The Monetary Authority of Singapore (MAS) has given the green light to a revised Code of Corporate Governance and subsequent amendments to the national stock exchange’s listing rules, after a consultation in which international institutional investors have provided feedback.
MAS, the city state’s central bank and financial regulatory authority, said the recommendations issued by the Corporate Governance Council, a body set up in 2017 to undertake the revision of the Code, focused on strengthening the following areas: board quality and independence, engagement between issuers and shareholders, and fostering long-term within the investment chain.
The Code has also looked at the “disclosure of the relationship between remuneration and value creation” as well as at the “consideration of the interests of groups other than shareholders” which is an approach taken by the UK’s Governance Code released in July.

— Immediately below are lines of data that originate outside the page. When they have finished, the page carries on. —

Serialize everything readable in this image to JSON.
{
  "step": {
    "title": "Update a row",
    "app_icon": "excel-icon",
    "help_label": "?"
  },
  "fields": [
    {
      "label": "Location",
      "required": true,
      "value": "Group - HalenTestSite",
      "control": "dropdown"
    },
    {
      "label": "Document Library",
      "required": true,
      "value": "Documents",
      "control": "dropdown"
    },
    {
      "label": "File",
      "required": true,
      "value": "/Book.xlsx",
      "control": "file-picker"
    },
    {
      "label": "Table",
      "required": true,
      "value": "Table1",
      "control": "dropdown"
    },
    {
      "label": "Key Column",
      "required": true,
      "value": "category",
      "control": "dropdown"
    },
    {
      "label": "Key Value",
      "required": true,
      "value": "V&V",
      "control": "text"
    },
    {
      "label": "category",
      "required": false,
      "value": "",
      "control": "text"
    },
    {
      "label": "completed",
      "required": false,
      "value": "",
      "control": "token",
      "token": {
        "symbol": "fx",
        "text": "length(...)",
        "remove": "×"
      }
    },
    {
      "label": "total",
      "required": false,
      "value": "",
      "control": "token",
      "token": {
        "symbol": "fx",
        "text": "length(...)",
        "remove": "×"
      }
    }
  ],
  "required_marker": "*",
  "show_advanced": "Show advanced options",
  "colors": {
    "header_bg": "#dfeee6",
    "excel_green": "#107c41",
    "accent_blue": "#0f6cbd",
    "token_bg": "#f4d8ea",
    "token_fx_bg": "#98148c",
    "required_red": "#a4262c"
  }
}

Respondents included the likes of APG Asset Management, BlackRock, BMO Global Asset Management, British Columbia Investment Management Corporation, the California State Teachers’ Retirement System, Fidelity International, as well as the Council of Institutional Investors and the International Corporate Governance Network.
Others included Aviva Investors, EdenTree Investment Management, Legal & General Investment Management and the Association of Chartered Certified Accountants.The Corporate Governance Council has recommended the introduction of a new principle for companies to consider and balance the needs and interests of stakeholders.
“The board should determine the company’s relevant stakeholders and set policies and practices in relation to material stakeholders that are identified,” the Council recommended.
Regarding remuneration, a number of respondents suggested adopting a “say on pay” system. The Council however, stated that this approach “is not necessary in the Singapore context at this point.”
“Shareholders can express their views on the quality of the disclosure by engaging the company, including through Annual General Meetings. To provide companies with greater guidance on disclosures relating to remuneration, the Council recommends revising the Practice Guidance to set out the key areas to be covered in such disclosures,” the Council stated.
It added: “This will help to demonstrate how companies can provide meaningful disclosures, without revealing confidential information which could negatively impact their competitiveness.”
The Corporate Governance Council has now finished its mandate. An independent Corporate Governance Advisory Committee will monitor the implementation of the Code. MAS said members to this new body would be appointed in due course.
The new Code is effective from 1 January 2019, with a three-year transition period for changes in listing rules pertaining board composition.